Masteroid has a growing amount of UI: faction dialogs, station menus, health bars, energy bars, menu screens. In this post, I explore how Masteroid content works and how I am planning and extending the UI to build better content faster!
I use a tool called Gum to create UI. Gum is a platform-agnostic visual editor that allows flexible and powerful UI layouts. Gum was created by Vic Chelaru, who also created the FlatRedBall game engine and happens to be a very good friend of mine. Gum allows me to quickly build UI components and then combine them into more complex components to create very rich UI. Note that while Gum is platform-agnostic, I believe only FlatRedBall has publicly-available plugins to render Gum in game. However, the Gum framework has been used to create the UI for Tetris Blitz (EA) and Champions of Anteria (Ubisoft) so it’s a proven tool on
One of the things I’m already working on for v0.5 of Masteroid (v0.4 releases on Friday 10/27/17!) is major tool enhancements. Sectors, weapons, ships, factions and more are all “data-driven” in Masteroid. That means that most of the content of the game is defined as a collection of data (in JSON format to be specific) and is read into the game at runtime. This means that I can create an entirely new sector and serve it up to gamers by updating the gamedata on the server without players having to download a new update.
So why haven’t I created way more ships, weapons and sectors? Well, the cop-out answer is that “balancing the game is hard” and “more content makes it harder to get player progression just right”. But the real truth is simply that my tools suck. I have a very crude ship editor tool that lets me define collision and engines for ships but I have to manually type and format JSON data for all of the other properties. I also have a sector editing tool, which looks pretty but is actually buggy and also requires a bunch of copy/pasting and other manual text editing to get a designed sector into game data. And I have NO tools for weapons. Weapons are created by manually editing yet another JSON file, setting color values by channel, etc. I did this intentionally!
This JSON data stuff isn’t necessarily a bad thing. I built a scalable, data-driven platform that empowers me to create and deploy new content in realtime! Very few indie games have something like that. But, I didn’t build the tools to facilitate the easy creation of that content. That time has come!
The first thing I try to do when planning any application is think about the user experience flow: how does a user navigate between screens and how are those screens organized in relation to one-another? After I plan that out, I try to wireframe the tools and components I need to build. So I went through the data model for a sector and thought about how I could create UI to populate every value in the model. Here’s the paper mock:
In Gum I had already built a slider control, a list box, buttons and lots of other components. I created a new “Color Picker” component that’s a group of three sliders representing RGB values. I also created a placeholder component for a text input box. That’s a component I haven’t created yet because Vic is working on adding that as a base component type to the FlatRedBall Gum implementation! After I had wireframed it out on paper, I created the new Sector Editor Menu component in Gum:
In the image above you’ll notice that the faction selector listbox is just a text field. I decided that would be WAY easier to implement at a very tiny cost to the artist* (they have to know the faction names and spell them right). You’ll also know that the UI extends below the black background. That’s because I have my screen size set to 800×800 in Gum. This forces me to think about UI that doesn’t fit. In this case, the menu will probably have to scroll vertically in case the artist* is working on a laptop or other smaller screen.

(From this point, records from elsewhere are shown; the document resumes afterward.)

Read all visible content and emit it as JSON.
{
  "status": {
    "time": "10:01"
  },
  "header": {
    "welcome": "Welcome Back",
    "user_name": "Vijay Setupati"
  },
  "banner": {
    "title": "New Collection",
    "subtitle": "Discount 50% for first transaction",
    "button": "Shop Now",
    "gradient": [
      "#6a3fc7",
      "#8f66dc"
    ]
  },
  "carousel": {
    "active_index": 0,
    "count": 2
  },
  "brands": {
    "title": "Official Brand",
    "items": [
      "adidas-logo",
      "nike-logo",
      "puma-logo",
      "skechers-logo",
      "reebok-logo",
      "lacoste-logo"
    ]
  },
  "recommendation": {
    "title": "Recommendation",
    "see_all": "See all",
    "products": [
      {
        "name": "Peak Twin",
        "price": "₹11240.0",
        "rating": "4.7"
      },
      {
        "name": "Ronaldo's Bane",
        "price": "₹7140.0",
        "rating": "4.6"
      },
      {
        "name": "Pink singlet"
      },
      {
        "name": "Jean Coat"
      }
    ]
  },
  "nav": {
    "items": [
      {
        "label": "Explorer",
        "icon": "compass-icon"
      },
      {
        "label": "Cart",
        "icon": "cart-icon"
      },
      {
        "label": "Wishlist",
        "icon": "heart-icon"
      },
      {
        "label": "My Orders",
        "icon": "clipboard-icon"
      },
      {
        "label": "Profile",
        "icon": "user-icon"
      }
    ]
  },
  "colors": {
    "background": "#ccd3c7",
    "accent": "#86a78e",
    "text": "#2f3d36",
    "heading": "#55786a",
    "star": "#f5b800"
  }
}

So the UI is created. The next step is to bind up events and properties to the actual game and do testing. A lot of the next version of the game is about doing this exact process to create robust tools. I have actually already created a variety of new ship and weapon sprites. The only reason gamers can’t enjoy them yet is because getting them into data is a pain. As soon as I get this fixed, the game will get a lot more expansive with a lot more progression options!
One final note about Gum: all of my complex UI is assembled from a couple of simple base objects: list boxes, buttons, checkboxes, sliders and line items. Right now all of those components are created from simple colored rectangles. This allows me to lay out UI and rapidly iterate on functionality without a lot of pixel redesign. Once the functionality of the UI is fairly stable, I’ll actually redesign the look and feel in Photoshop. The cool thing is that it should be pretty quick to swap colored rectangles with sprites and “skin” the UI to better fit the game!
* I refer to the “artist” as if they are a separate person because in a lot of games they are. But I do almost everything in Masteroid so the artist is just me!